There was a film released in 1972 that might have been so good as to have really defined the genre. This film was entitled Trick Baby, from the novel of the same name, written by a former African American pimp named Iceberg Slim. It is a novel that was intensely written, but the movie failed to be interesting enough in this way, watered down.

This story revolves around the friendship between two conmen working in the African underground. These are White Folks and Blue Howard, who live and operate in Philadelphia, and Folks is a biracial person who can be mistaken for white. It is the one fact that makes their partnership in crime relatively successful, and they are planning a new one.

The racial tensions obviously propel this plot, but then it can be expected from the work of an author with very intense experiences in the African underworld, and his books were even bestsellers in his genre. Delineation of character was present in a watered down sense, and Folks was especially cited for having a ho hum and forgettable performance. There was no focus on being black and male, and that was something that could have really made the difference.

White Folks is the product of a black woman who had a baby from a white customer, thus the title. The accident of birth becomes the locus through which both film and book moves, although in the movie the intensity was seen as lacking. Production went ahead to complete a feature that works with subjects easily told through the visual medium.

With this item, it can be seen how the film may explain its ignoring the most relevant issues related to a biracial criminal. Because of this, all that the film became was one more cliched item in the litany of themes on black crimes. The relationship between both protagonists became a buddy thing, making this movie a feel good one with nothing to say about realities on the ground but everything to gain in box office.

Films from Hollywood will tend to be dehumanizing, concentrating more on great visuals than focusing on the story elements. This defect is something that is still present, and so whatever films there are that are found meritorious in a story sense will not end up successful, in comparison to those that tend to con people.

The con being hatched by the two friends is nearly stopped on its tracks by the Mafia and a crooked cop.
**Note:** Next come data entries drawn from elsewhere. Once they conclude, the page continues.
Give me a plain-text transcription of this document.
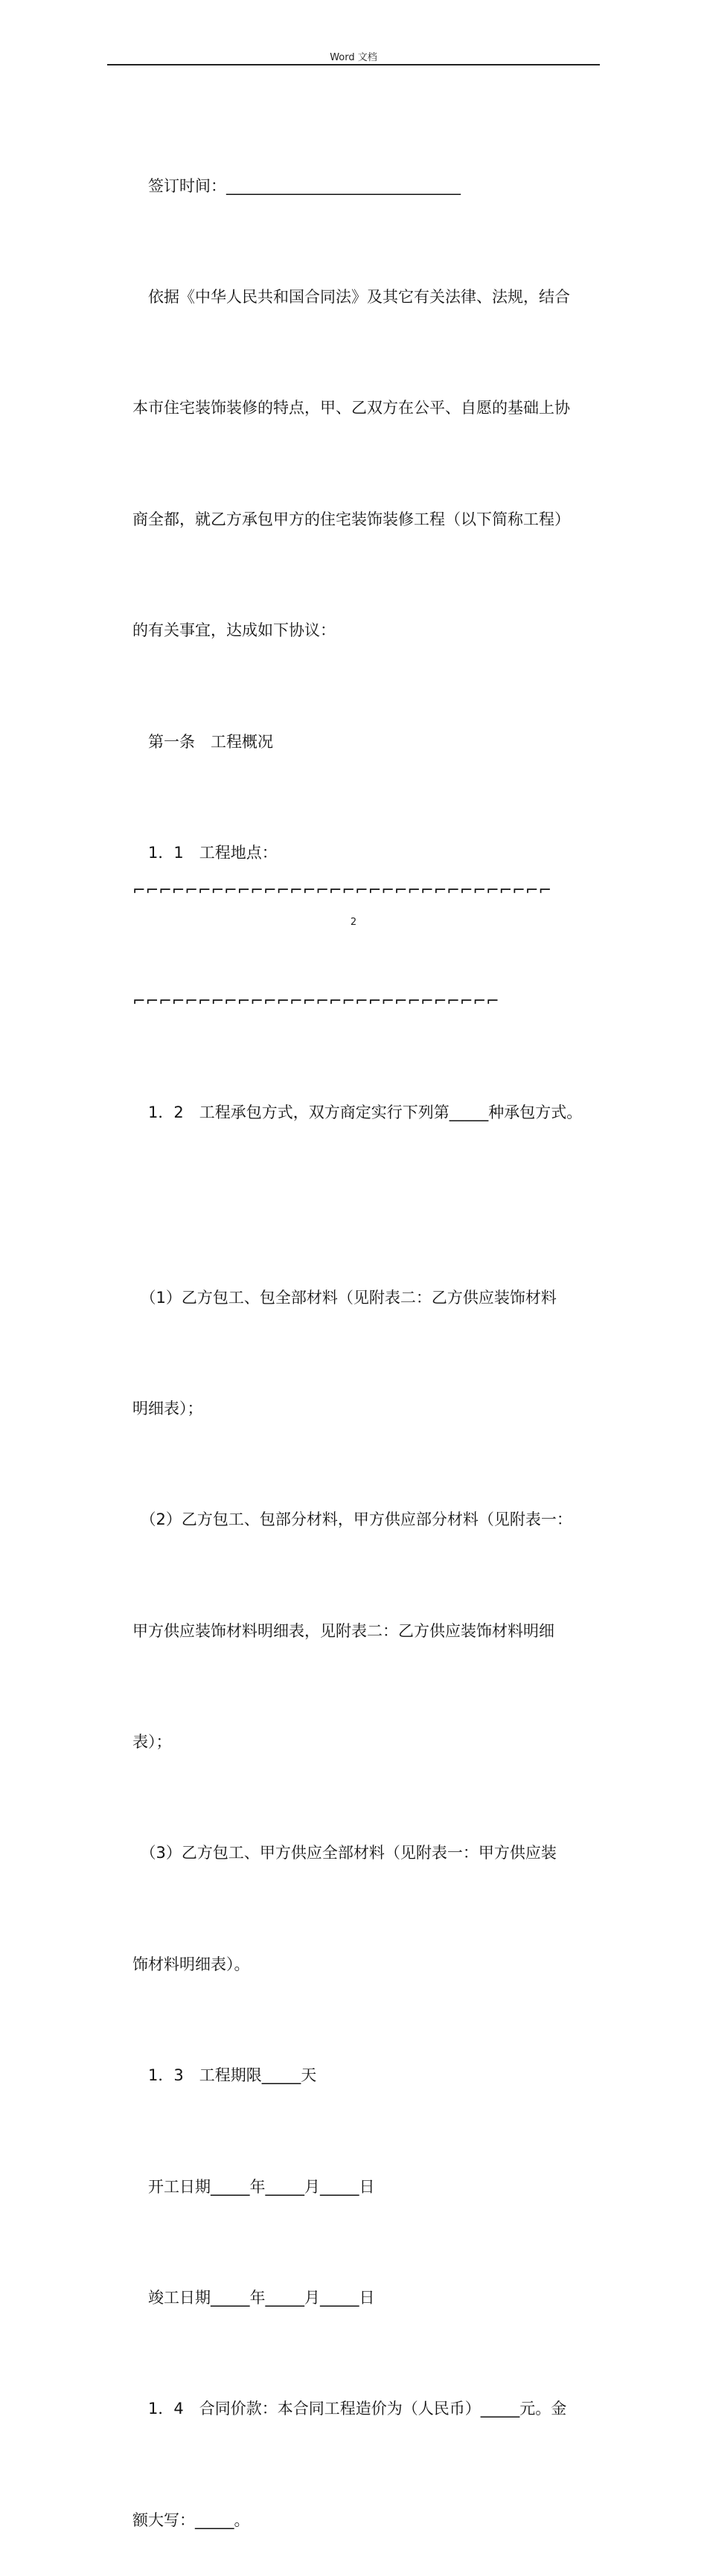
Word 文档

　签订时间：______________________________

　依据《中华人民共和国合同法》及其它有关法律、法规，结合

本市住宅装饰装修的特点，甲、乙双方在公平、自愿的基础上协

商全都，就乙方承包甲方的住宅装饰装修工程（以下简称工程）

的有关事宜，达成如下协议：

　第一条　工程概况

　1．1　工程地点：⌐⌐⌐⌐⌐⌐⌐⌐⌐⌐⌐⌐⌐⌐⌐⌐⌐⌐⌐⌐⌐⌐⌐⌐⌐⌐⌐⌐⌐⌐⌐⌐

⌐⌐⌐⌐⌐⌐⌐⌐⌐⌐⌐⌐⌐⌐⌐⌐⌐⌐⌐⌐⌐⌐⌐⌐⌐⌐⌐⌐

　1．2　工程承包方式，双方商定实行下列第_____种承包方式。

　（1）乙方包工、包全部材料（见附表二：乙方供应装饰材料

明细表）；

　（2）乙方包工、包部分材料，甲方供应部分材料（见附表一：

甲方供应装饰材料明细表，见附表二：乙方供应装饰材料明细

表）；

　（3）乙方包工、甲方供应全部材料（见附表一：甲方供应装

饰材料明细表）。

　1．3　工程期限_____天

　开工日期_____年_____月_____日

　竣工日期_____年_____月_____日

　1．4　合同价款：本合同工程造价为（人民币）_____元。金

额大写：_____。

2
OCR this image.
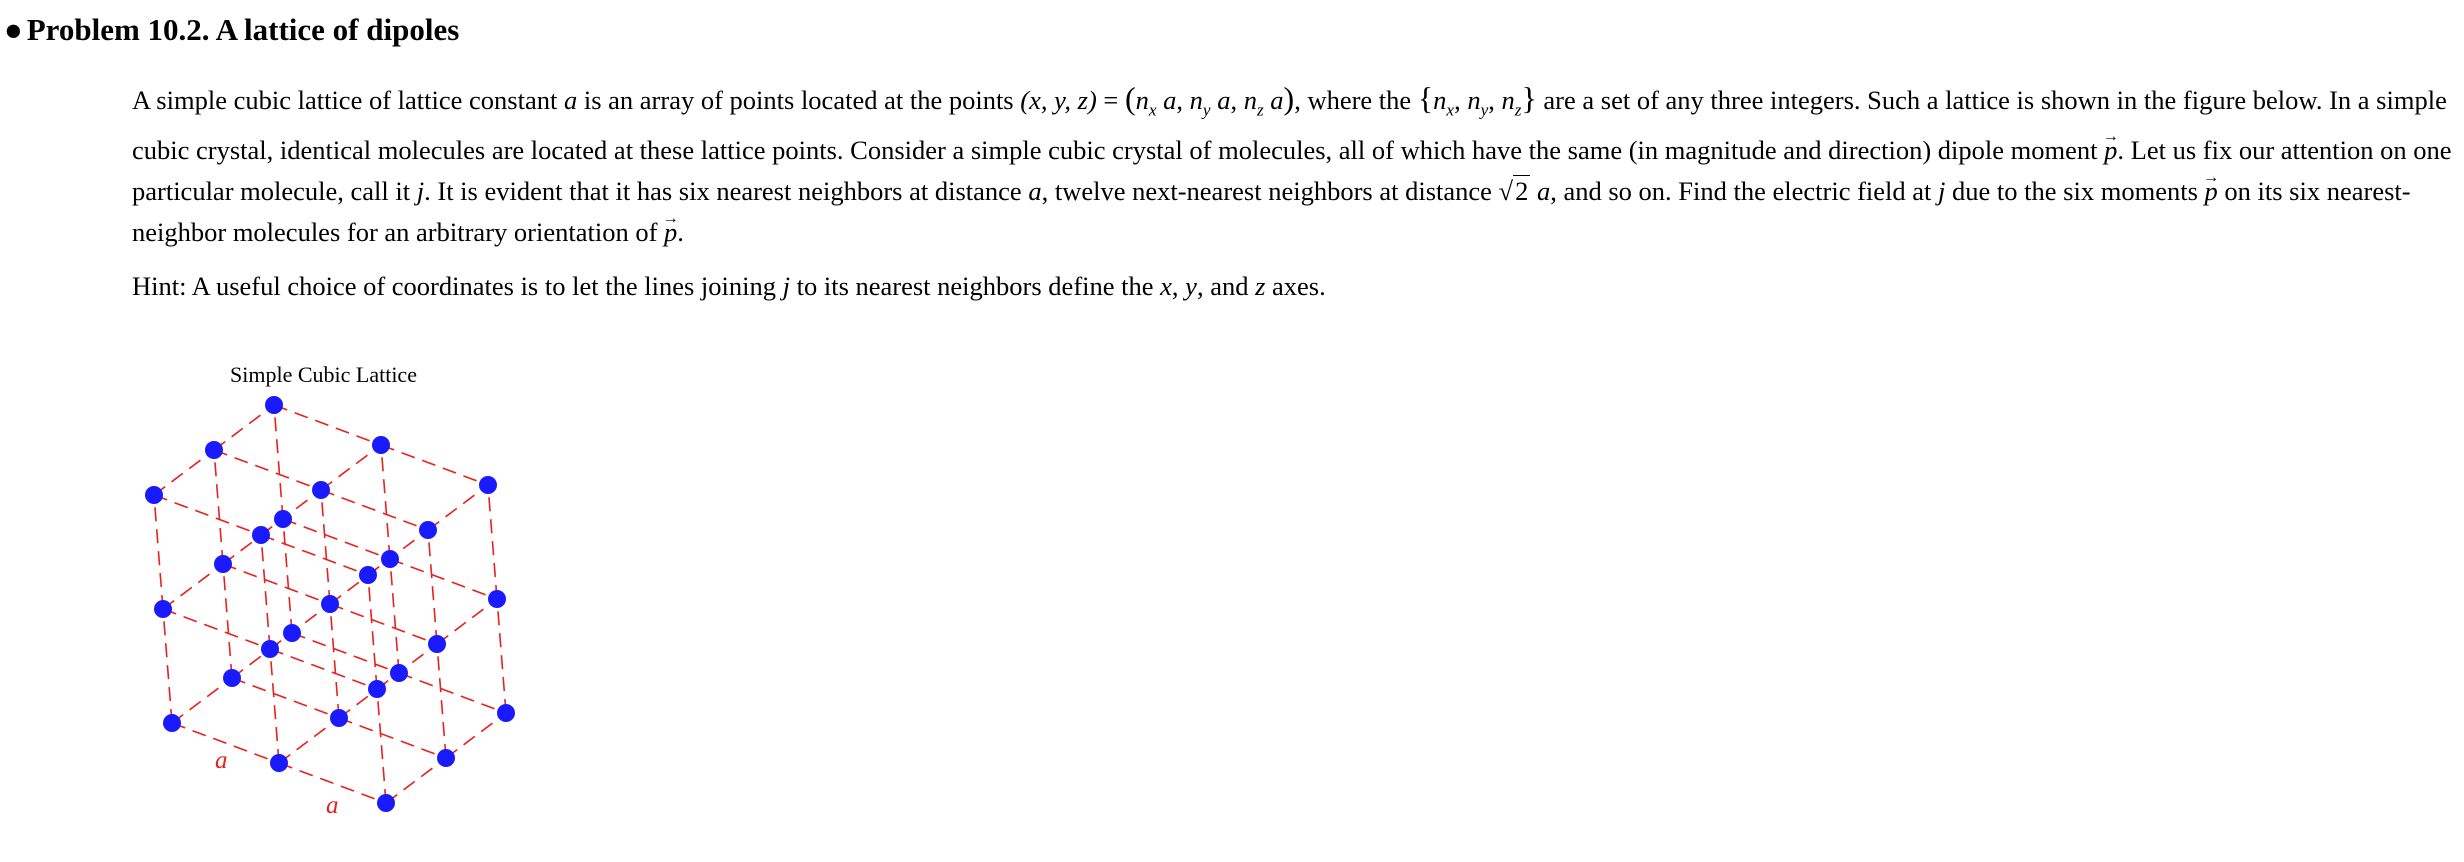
● Problem 10.2. A lattice of dipoles
A simple cubic lattice of lattice constant a is an array of points located at the points (x, y, $z) = (n_x$ a, $n_y$ a, $n_z$ a), where the {$n_x$, $n_y$, $n_z$} are a set of any three integers. Such a lattice is shown in the figure below. In a simple cubic crystal, identical molecules are located at these lattice points. Consider a simple cubic crystal of molecules, all of which have the same (in magnitude and direction) dipole moment → p. Let us fix our attention on one particular molecule, call it j. It is evident that it has six nearest neighbors at distance a, twelve next-nearest neighbors at distance √2 a, and so on. Find the electric field at j due to the six moments → p on its six nearest-neighbor molecules for an arbitrary orientation of → p.
Hint: A useful choice of coordinates is to let the lines joining j to its nearest neighbors define the x, y, and z axes.
Simple Cubic Lattice
a
a
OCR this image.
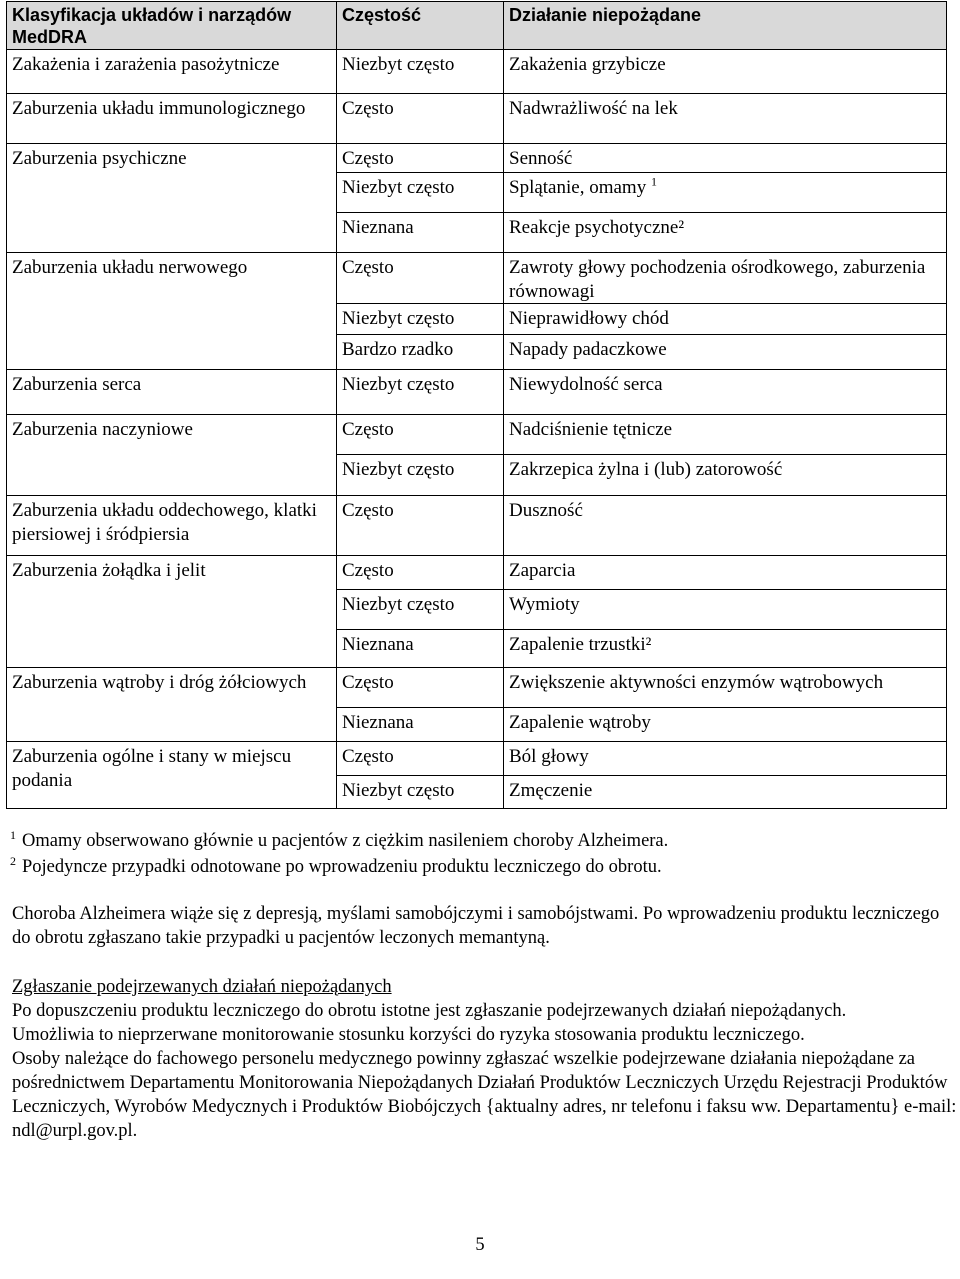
Klasyfikacja układów i narządów MedDRA	Częstość	Działanie niepożądane
Zakażenia i zarażenia pasożytnicze	Niezbyt często	Zakażenia grzybicze
Zaburzenia układu immunologicznego	Często	Nadwrażliwość na lek
Zaburzenia psychiczne	Często	Senność
	Niezbyt często	Splątanie, omamy $^1$
	Nieznana	Reakcje psychotyczne²
Zaburzenia układu nerwowego	Często	Zawroty głowy pochodzenia ośrodkowego, zaburzenia równowagi
	Niezbyt często	Nieprawidłowy chód
	Bardzo rzadko	Napady padaczkowe
Zaburzenia serca	Niezbyt często	Niewydolność serca
Zaburzenia naczyniowe	Często	Nadciśnienie tętnicze
	Niezbyt często	Zakrzepica żylna i (lub) zatorowość
Zaburzenia układu oddechowego, klatki piersiowej i śródpiersia	Często	Duszność
Zaburzenia żołądka i jelit	Często	Zaparcia
	Niezbyt często	Wymioty
	Nieznana	Zapalenie trzustki²
Zaburzenia wątroby i dróg żółciowych	Często	Zwiększenie aktywności enzymów wątrobowych
	Nieznana	Zapalenie wątroby
Zaburzenia ogólne i stany w miejscu podania	Często	Ból głowy
	Niezbyt często	Zmęczenie
$^1$ Omamy obserwowano głównie u pacjentów z ciężkim nasileniem choroby Alzheimera.
$^2$ Pojedyncze przypadki odnotowane po wprowadzeniu produktu leczniczego do obrotu.
Choroba Alzheimera wiąże się z depresją, myślami samobójczymi i samobójstwami. Po wprowadzeniu produktu leczniczego do obrotu zgłaszano takie przypadki u pacjentów leczonych memantyną.
Zgłaszanie podejrzewanych działań niepożądanych
Po dopuszczeniu produktu leczniczego do obrotu istotne jest zgłaszanie podejrzewanych działań niepożądanych.
Umożliwia to nieprzerwane monitorowanie stosunku korzyści do ryzyka stosowania produktu leczniczego.
Osoby należące do fachowego personelu medycznego powinny zgłaszać wszelkie podejrzewane działania niepożądane za pośrednictwem Departamentu Monitorowania Niepożądanych Działań Produktów Leczniczych Urzędu Rejestracji Produktów Leczniczych, Wyrobów Medycznych i Produktów Biobójczych {aktualny adres, nr telefonu i faksu ww. Departamentu} e-mail: ndl@urpl.gov.pl.
5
This twist is so cliched that most film goers can predict the ending, but even with critics howling, it is a thing beloved by producers. As with many features, the main point was overtaken by concerns about box office success in the end.

Larry Yust, the director, softened the impact of the story so that it could be accepted by most American moviegoers. However, these are people that cry from sensitivity while ignoring the blasphemies they find in their midst. Black culture provides so many telling things about the country, that the movie had to be watered down, maybe.